January 25, 2004

Age: 17 years 5 months 27 days 

Guess what? I’m watching TV again. But this is kind of worth it because it’s TV about movies. I am watching the Golden Globe Awards. I almost cried when they described Tim Burton films because I want my films to be described that way:“ Always original, striking visuals”  and I can’t remember the rest of it but it was great. I really hope that I can put a great movie together.

Anyway, I heard from Michigan but they didn’t receive the teacher recommendation from [redacted teacher]. I’ll see what’s up with that tomorrow before I freak out. It won’t help anything if I freak out and I’m sure I still have the same chances of getting in.

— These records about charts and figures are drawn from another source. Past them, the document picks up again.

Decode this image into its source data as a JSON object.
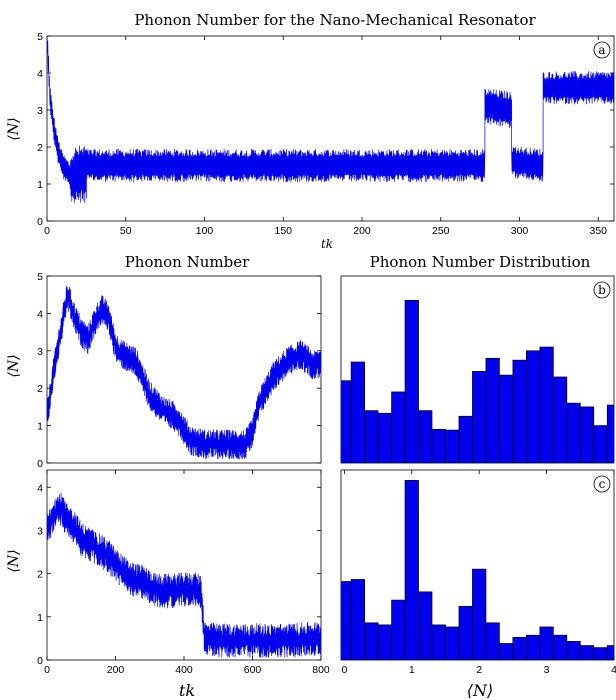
{
  "chart_data": [
    {
      "panel": "a",
      "type": "line",
      "title": "Phonon Number for the Nano-Mechanical Resonator",
      "xlabel": "tk",
      "ylabel": "⟨N⟩",
      "xlim": [
        0,
        360
      ],
      "ylim": [
        0,
        5
      ],
      "xticks": [
        0,
        50,
        100,
        150,
        200,
        250,
        300,
        350
      ],
      "yticks": [
        0,
        1,
        2,
        3,
        4,
        5
      ],
      "color": "#0000ee",
      "series": [
        {
          "segments": [
            {
              "x": [
                0,
                1,
                2,
                4,
                7,
                10,
                15
              ],
              "level": [
                5.0,
                4.2,
                3.3,
                2.6,
                1.9,
                1.5,
                1.2
              ],
              "band": 0.35
            },
            {
              "x": [
                15,
                25
              ],
              "level": [
                1.2,
                1.3
              ],
              "band": 0.8
            },
            {
              "x": [
                25,
                278
              ],
              "level": [
                1.5,
                1.5
              ],
              "band": 0.45
            },
            {
              "x": [
                278,
                295
              ],
              "level": [
                3.1,
                3.0
              ],
              "band": 0.5
            },
            {
              "x": [
                295,
                315
              ],
              "level": [
                1.6,
                1.5
              ],
              "band": 0.45
            },
            {
              "x": [
                315,
                360
              ],
              "level": [
                3.6,
                3.6
              ],
              "band": 0.45
            }
          ]
        }
      ]
    },
    {
      "panel": "b-left",
      "type": "line",
      "title": "Phonon Number",
      "xlabel": "",
      "ylabel": "⟨N⟩",
      "xlim": [
        0,
        800
      ],
      "ylim": [
        0,
        5
      ],
      "xticks": [],
      "yticks": [
        0,
        1,
        2,
        3,
        4,
        5
      ],
      "color": "#0000ee",
      "series": [
        {
          "points": [
            [
              0,
              1.2
            ],
            [
              20,
              2.5
            ],
            [
              40,
              3.5
            ],
            [
              60,
              4.5
            ],
            [
              80,
              3.9
            ],
            [
              100,
              3.5
            ],
            [
              120,
              3.3
            ],
            [
              140,
              3.8
            ],
            [
              160,
              4.1
            ],
            [
              180,
              3.9
            ],
            [
              200,
              3.1
            ],
            [
              220,
              2.9
            ],
            [
              260,
              2.7
            ],
            [
              300,
              1.8
            ],
            [
              340,
              1.4
            ],
            [
              380,
              1.2
            ],
            [
              420,
              0.6
            ],
            [
              460,
              0.5
            ],
            [
              500,
              0.5
            ],
            [
              540,
              0.5
            ],
            [
              580,
              0.5
            ],
            [
              600,
              0.8
            ],
            [
              620,
              1.6
            ],
            [
              660,
              2.3
            ],
            [
              700,
              2.7
            ],
            [
              740,
              2.9
            ],
            [
              780,
              2.6
            ],
            [
              800,
              2.7
            ]
          ],
          "band": 0.8
        }
      ]
    },
    {
      "panel": "b",
      "type": "bar",
      "title": "Phonon Number Distribution",
      "xlabel": "",
      "ylabel": "",
      "xlim": [
        -0.05,
        4.0
      ],
      "ylim": [
        0,
        5
      ],
      "xticks": [],
      "yticks": [],
      "color": "#0000ee",
      "x": [
        0.0,
        0.2,
        0.4,
        0.6,
        0.8,
        1.0,
        1.2,
        1.4,
        1.6,
        1.8,
        2.0,
        2.2,
        2.4,
        2.6,
        2.8,
        3.0,
        3.2,
        3.4,
        3.6,
        3.8,
        4.0
      ],
      "values": [
        2.2,
        2.7,
        1.4,
        1.33,
        1.9,
        4.35,
        1.4,
        0.9,
        0.88,
        1.25,
        2.45,
        2.8,
        2.35,
        2.75,
        3.0,
        3.1,
        2.3,
        1.6,
        1.5,
        1.0,
        1.55
      ]
    },
    {
      "panel": "c-left",
      "type": "line",
      "title": "",
      "xlabel": "tk",
      "ylabel": "⟨N⟩",
      "xlim": [
        0,
        800
      ],
      "ylim": [
        0,
        4.4
      ],
      "xticks": [
        0,
        200,
        400,
        600,
        800
      ],
      "yticks": [
        0,
        1,
        2,
        3,
        4
      ],
      "color": "#0000ee",
      "series": [
        {
          "points": [
            [
              0,
              3.0
            ],
            [
              20,
              3.4
            ],
            [
              40,
              3.5
            ],
            [
              60,
              3.2
            ],
            [
              80,
              3.1
            ],
            [
              100,
              2.8
            ],
            [
              140,
              2.6
            ],
            [
              180,
              2.4
            ],
            [
              200,
              2.2
            ],
            [
              240,
              1.9
            ],
            [
              280,
              1.8
            ],
            [
              320,
              1.6
            ],
            [
              360,
              1.6
            ],
            [
              420,
              1.65
            ],
            [
              450,
              1.6
            ],
            [
              460,
              0.5
            ],
            [
              500,
              0.45
            ],
            [
              560,
              0.45
            ],
            [
              620,
              0.45
            ],
            [
              700,
              0.45
            ],
            [
              800,
              0.5
            ]
          ],
          "band": 0.8
        }
      ]
    },
    {
      "panel": "c",
      "type": "bar",
      "title": "",
      "xlabel": "⟨N⟩",
      "ylabel": "",
      "xlim": [
        -0.05,
        4.0
      ],
      "ylim": [
        0,
        4.6
      ],
      "xticks": [
        0,
        1,
        2,
        3,
        4
      ],
      "yticks": [],
      "color": "#0000ee",
      "x": [
        0.0,
        0.2,
        0.4,
        0.6,
        0.8,
        1.0,
        1.2,
        1.4,
        1.6,
        1.8,
        2.0,
        2.2,
        2.4,
        2.6,
        2.8,
        3.0,
        3.2,
        3.4,
        3.6,
        3.8,
        4.0
      ],
      "values": [
        1.9,
        1.95,
        0.9,
        0.85,
        1.45,
        4.35,
        1.65,
        0.85,
        0.8,
        1.3,
        2.2,
        0.9,
        0.4,
        0.55,
        0.6,
        0.8,
        0.6,
        0.45,
        0.35,
        0.3,
        0.35
      ]
    }
  ]
}
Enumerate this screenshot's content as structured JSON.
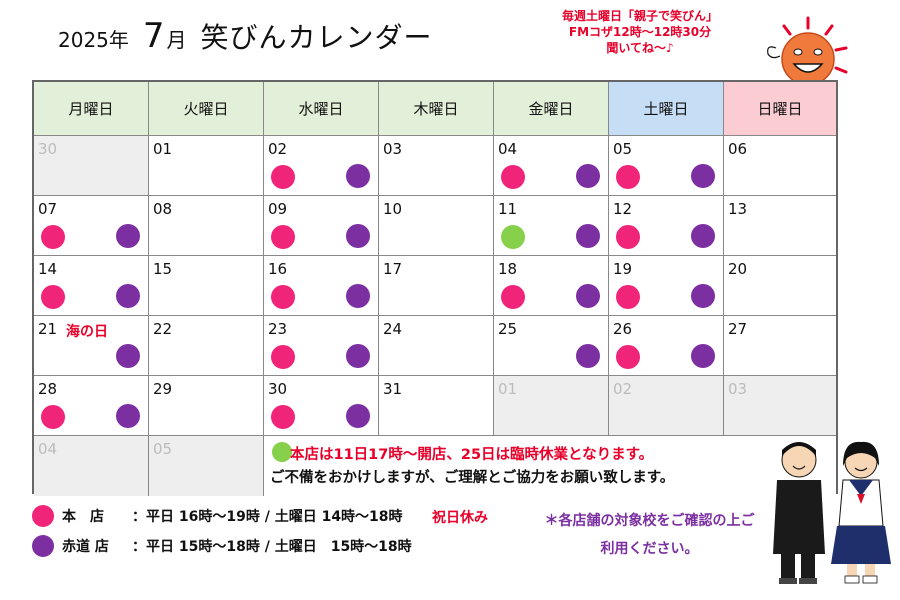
{
  "header": {
    "year": "2025年",
    "month": "7",
    "month_unit": "月",
    "name": "笑びんカレンダー"
  },
  "promo": {
    "line1": "毎週土曜日「親子で笑びん」",
    "line2": "FMコザ12時～12時30分",
    "line3": "聞いてね～♪"
  },
  "weekdays": [
    "月曜日",
    "火曜日",
    "水曜日",
    "木曜日",
    "金曜日",
    "土曜日",
    "日曜日"
  ],
  "weeks": [
    [
      {
        "day": "30",
        "other": true,
        "left": "",
        "right": ""
      },
      {
        "day": "01",
        "left": "",
        "right": ""
      },
      {
        "day": "02",
        "left": "main",
        "right": "akamichi"
      },
      {
        "day": "03",
        "left": "",
        "right": ""
      },
      {
        "day": "04",
        "left": "main",
        "right": "akamichi"
      },
      {
        "day": "05",
        "left": "main",
        "right": "akamichi"
      },
      {
        "day": "06",
        "left": "",
        "right": ""
      }
    ],
    [
      {
        "day": "07",
        "left": "main",
        "right": "akamichi"
      },
      {
        "day": "08",
        "left": "",
        "right": ""
      },
      {
        "day": "09",
        "left": "main",
        "right": "akamichi"
      },
      {
        "day": "10",
        "left": "",
        "right": ""
      },
      {
        "day": "11",
        "left": "special",
        "right": "akamichi"
      },
      {
        "day": "12",
        "left": "main",
        "right": "akamichi"
      },
      {
        "day": "13",
        "left": "",
        "right": ""
      }
    ],
    [
      {
        "day": "14",
        "left": "main",
        "right": "akamichi"
      },
      {
        "day": "15",
        "left": "",
        "right": ""
      },
      {
        "day": "16",
        "left": "main",
        "right": "akamichi"
      },
      {
        "day": "17",
        "left": "",
        "right": ""
      },
      {
        "day": "18",
        "left": "main",
        "right": "akamichi"
      },
      {
        "day": "19",
        "left": "main",
        "right": "akamichi"
      },
      {
        "day": "20",
        "left": "",
        "right": ""
      }
    ],
    [
      {
        "day": "21",
        "holiday": "海の日",
        "left": "",
        "right": "akamichi"
      },
      {
        "day": "22",
        "left": "",
        "right": ""
      },
      {
        "day": "23",
        "left": "main",
        "right": "akamichi"
      },
      {
        "day": "24",
        "left": "",
        "right": ""
      },
      {
        "day": "25",
        "left": "",
        "right": "akamichi"
      },
      {
        "day": "26",
        "left": "main",
        "right": "akamichi"
      },
      {
        "day": "27",
        "left": "",
        "right": ""
      }
    ],
    [
      {
        "day": "28",
        "left": "main",
        "right": "akamichi"
      },
      {
        "day": "29",
        "left": "",
        "right": ""
      },
      {
        "day": "30",
        "left": "main",
        "right": "akamichi"
      },
      {
        "day": "31",
        "left": "",
        "right": ""
      },
      {
        "day": "01",
        "other": true,
        "left": "",
        "right": ""
      },
      {
        "day": "02",
        "other": true,
        "left": "",
        "right": ""
      },
      {
        "day": "03",
        "other": true,
        "left": "",
        "right": ""
      }
    ]
  ],
  "last_week": [
    {
      "day": "04"
    },
    {
      "day": "05"
    }
  ],
  "notice": {
    "line1": "本店は11日17時～開店、25日は臨時休業となります。",
    "line2": "ご不備をおかけしますが、ご理解とご協力をお願い致します。"
  },
  "legend": {
    "main": {
      "name": "本　店",
      "hours": "：平日 16時～19時 / 土曜日 14時～18時"
    },
    "akamichi": {
      "name": "赤道 店",
      "hours": "：平日 15時～18時 / 土曜日　15時～18時"
    },
    "holiday_note": "祝日休み",
    "school_note": "＊各店舗の対象校をご確認の上ご利用ください。"
  },
  "colors": {
    "main": "#f02478",
    "akamichi": "#7b2fa0",
    "special": "#86d04b",
    "accent_red": "#e8002a"
  }
}
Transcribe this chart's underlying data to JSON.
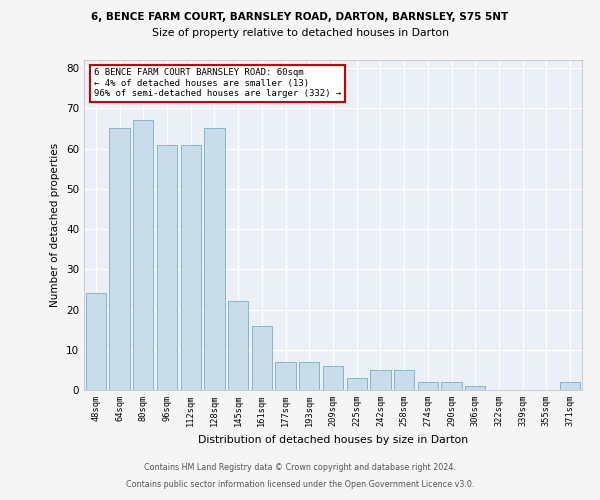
{
  "title_line1": "6, BENCE FARM COURT, BARNSLEY ROAD, DARTON, BARNSLEY, S75 5NT",
  "title_line2": "Size of property relative to detached houses in Darton",
  "xlabel": "Distribution of detached houses by size in Darton",
  "ylabel": "Number of detached properties",
  "categories": [
    "48sqm",
    "64sqm",
    "80sqm",
    "96sqm",
    "112sqm",
    "128sqm",
    "145sqm",
    "161sqm",
    "177sqm",
    "193sqm",
    "209sqm",
    "225sqm",
    "242sqm",
    "258sqm",
    "274sqm",
    "290sqm",
    "306sqm",
    "322sqm",
    "339sqm",
    "355sqm",
    "371sqm"
  ],
  "values": [
    24,
    65,
    67,
    61,
    61,
    65,
    22,
    16,
    7,
    7,
    6,
    3,
    5,
    5,
    2,
    2,
    1,
    0,
    0,
    0,
    2
  ],
  "bar_color": "#c9dcea",
  "bar_edge_color": "#7aaec8",
  "annotation_title": "6 BENCE FARM COURT BARNSLEY ROAD: 60sqm",
  "annotation_line2": "← 4% of detached houses are smaller (13)",
  "annotation_line3": "96% of semi-detached houses are larger (332) →",
  "annotation_box_color": "#ffffff",
  "annotation_box_edge": "#cc0000",
  "footer_line1": "Contains HM Land Registry data © Crown copyright and database right 2024.",
  "footer_line2": "Contains public sector information licensed under the Open Government Licence v3.0.",
  "ylim": [
    0,
    82
  ],
  "yticks": [
    0,
    10,
    20,
    30,
    40,
    50,
    60,
    70,
    80
  ],
  "background_color": "#eaf0f6",
  "grid_color": "#ffffff",
  "fig_bg": "#f5f5f5"
}
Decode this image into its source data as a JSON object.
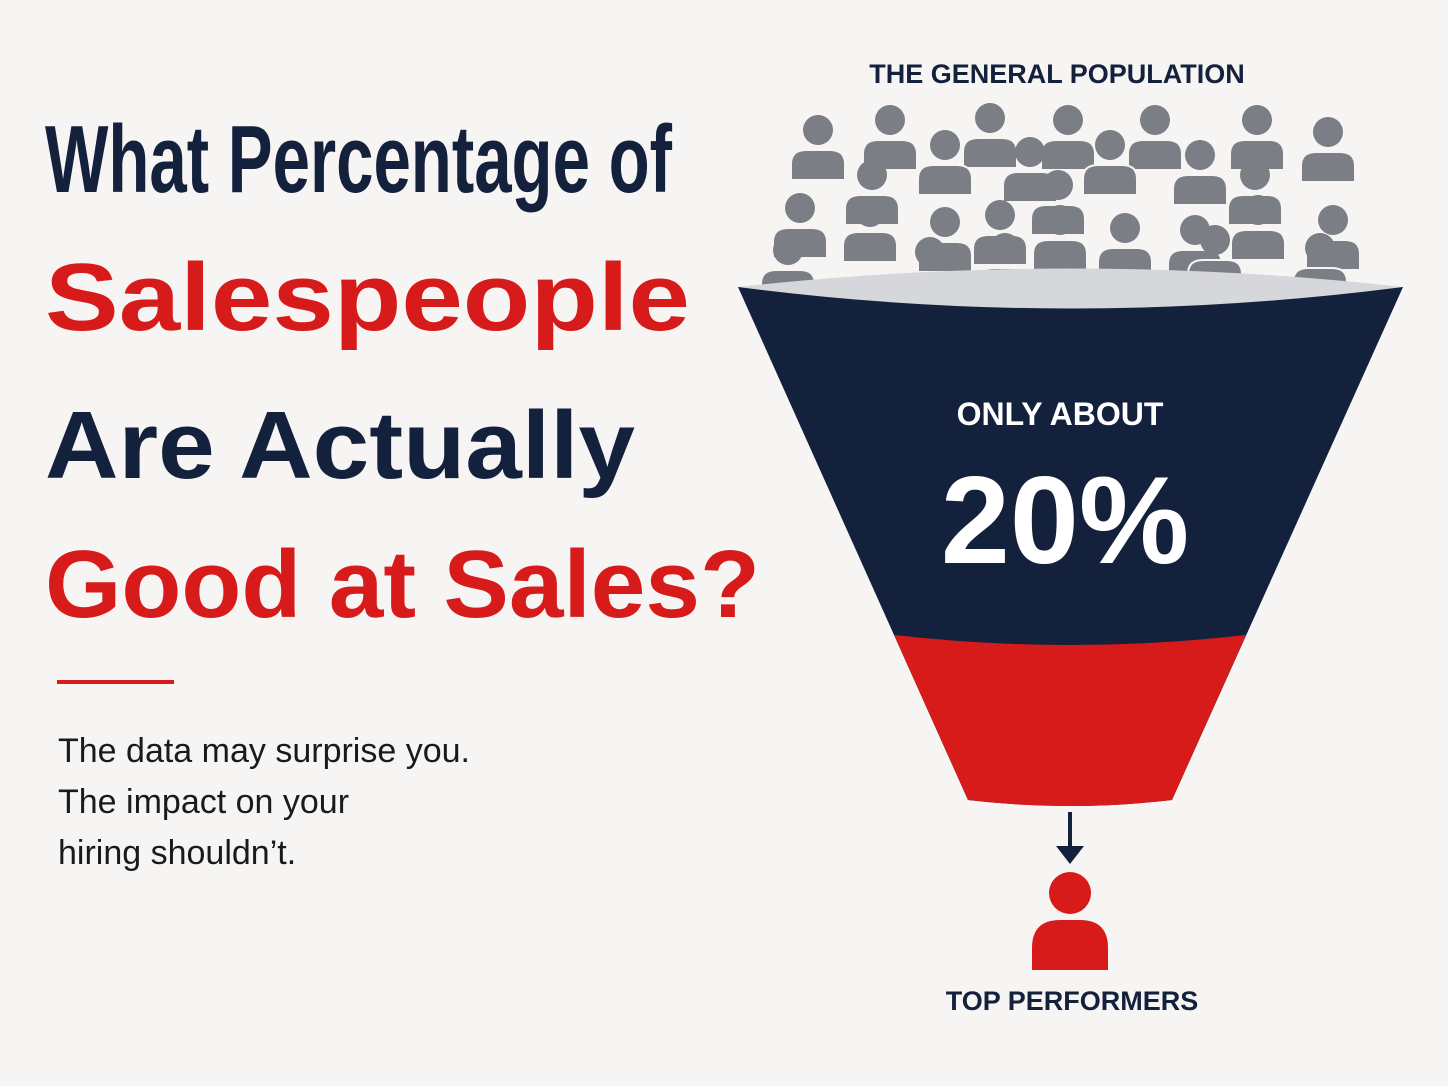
{
  "headline": {
    "lines": [
      "What Percentage of",
      "Salespeople",
      "Are Actually",
      "Good at Sales?"
    ]
  },
  "subtitle": {
    "lines": [
      "The data may surprise you.",
      "The impact on your",
      "hiring shouldn’t."
    ]
  },
  "funnel": {
    "top_label": "THE GENERAL POPULATION",
    "lead_in": "ONLY ABOUT",
    "stat": "20%",
    "bottom_label": "TOP PERFORMERS"
  }
}
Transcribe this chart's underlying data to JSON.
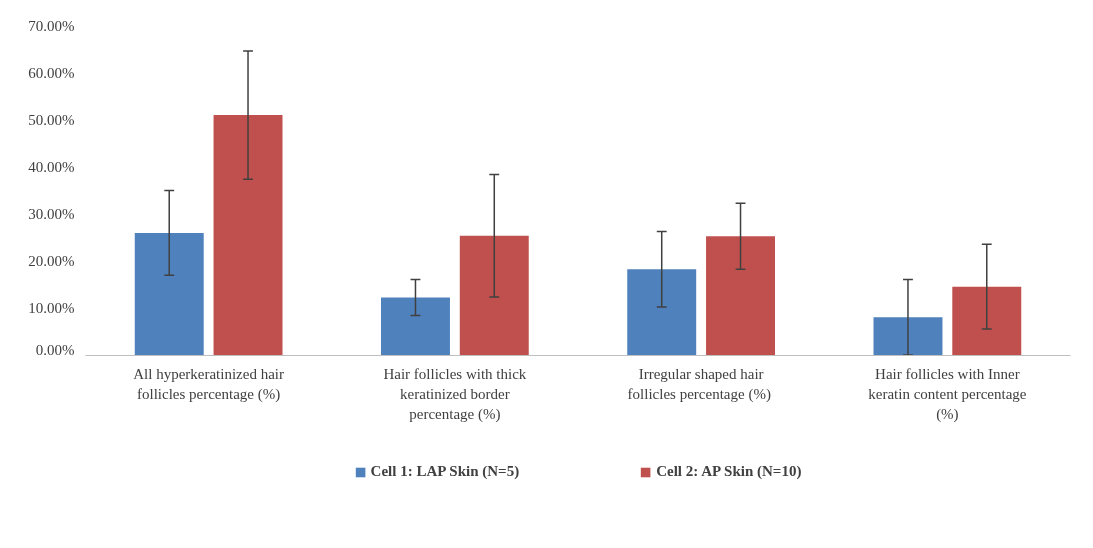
{
  "chart_data": {
    "type": "bar",
    "categories": [
      "All hyperkeratinized hair follicles percentage (%)",
      "Hair follicles with thick keratinized border percentage (%)",
      "Irregular shaped hair follicles  percentage (%)",
      "Hair follicles with Inner keratin content percentage (%)"
    ],
    "series": [
      {
        "name": "Cell 1: LAP Skin (N=5)",
        "color": "#4f81bd",
        "values": [
          26.0,
          12.3,
          18.3,
          8.1
        ],
        "errors": [
          9.0,
          3.8,
          8.0,
          8.0
        ]
      },
      {
        "name": "Cell 2: AP Skin (N=10)",
        "color": "#c0504d",
        "values": [
          51.0,
          25.4,
          25.3,
          14.6
        ],
        "errors": [
          13.6,
          13.0,
          7.0,
          9.0
        ]
      }
    ],
    "ylim": [
      0,
      70
    ],
    "yticks": [
      {
        "value": 0,
        "label": "0.00%"
      },
      {
        "value": 10,
        "label": "10.00%"
      },
      {
        "value": 20,
        "label": "20.00%"
      },
      {
        "value": 30,
        "label": "30.00%"
      },
      {
        "value": 40,
        "label": "40.00%"
      },
      {
        "value": 50,
        "label": "50.00%"
      },
      {
        "value": 60,
        "label": "60.00%"
      },
      {
        "value": 70,
        "label": "70.00%"
      }
    ],
    "grid": false,
    "legend": "bottom"
  }
}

It’s going to be so hard to make a movie. That’s okay. There’s nothing I want to do more. Why? Because I have ideas to share with the world and I can do it wonderfully through film. I’m just not sure what those ideas are yet or how I’m going to portray them but it will be great. I think I’ll have to work on my vocabulary since I want to write my own script. I might even take acting classes so I know how to talk to the actors or know what they’re going through.

I want to make a movie that really inspires people. I want them to dream after seeing my movie. My movie will make people think, feel, seek, dream, live, love, cry, inspire, motivate. I want to address death. Maybe have something to do with pictures (photographs / still shots). I’m going to do this. I’m going to make a movie, God willing.

I don’t like to think that it is a possibility that God doesn’t want me to make a movie because if that’s true, then I’m not making a movie. Why? Not because It’s impossible to make a movie without God, but because I love him and it’s not worth fighting his will. God I trust you. If you don’t want me to make a movie, you have a better plan for me. The movie is not worth giving up you. I say all of this still planning on making the movie, so it’s not that hard to say. There will be a battle if you asked me not to make the movie. I can’t guarantee that I will fight you and deny you as long as I can if that happens, but I won’t be able to go through with it without you. I’ll stop watching TV for a minute.

As you know, I want to make the best movie more than anything. I love having this dream and I can’t think of anything better to dream about. But I don’t want to separate you from my work. You have to be a part of the film, and though this is never my first thought, I would like the film to be honorable to you. That’s harder to do. I know that as I become more and more convinced of your truth I’ll be able to boldly portray your values and ideas and not separate them from my movie. In the meantime, I want to make a great movie that may not feature you, but it will contain your tropes and insights about the world. Where else do I drive my knowledge from?

Stop me now if you’re going to stop me later down the line. I don’t want to spend years of my life striving for a dream that you decide is not worth my time. Maybe I’m not really listening to you. I don’t hear you stopping me, but I’m not exactly deeply talking to you, or listening to you for that matter.

I want my movie to tell the world something true. That could be about you. (I rhymed on purpose).  It’s possible that I’m so interested in movies because it creates a different reality. It really does mean living in another world. It’s anything I want it to be. And it has the power to affect people all over the world.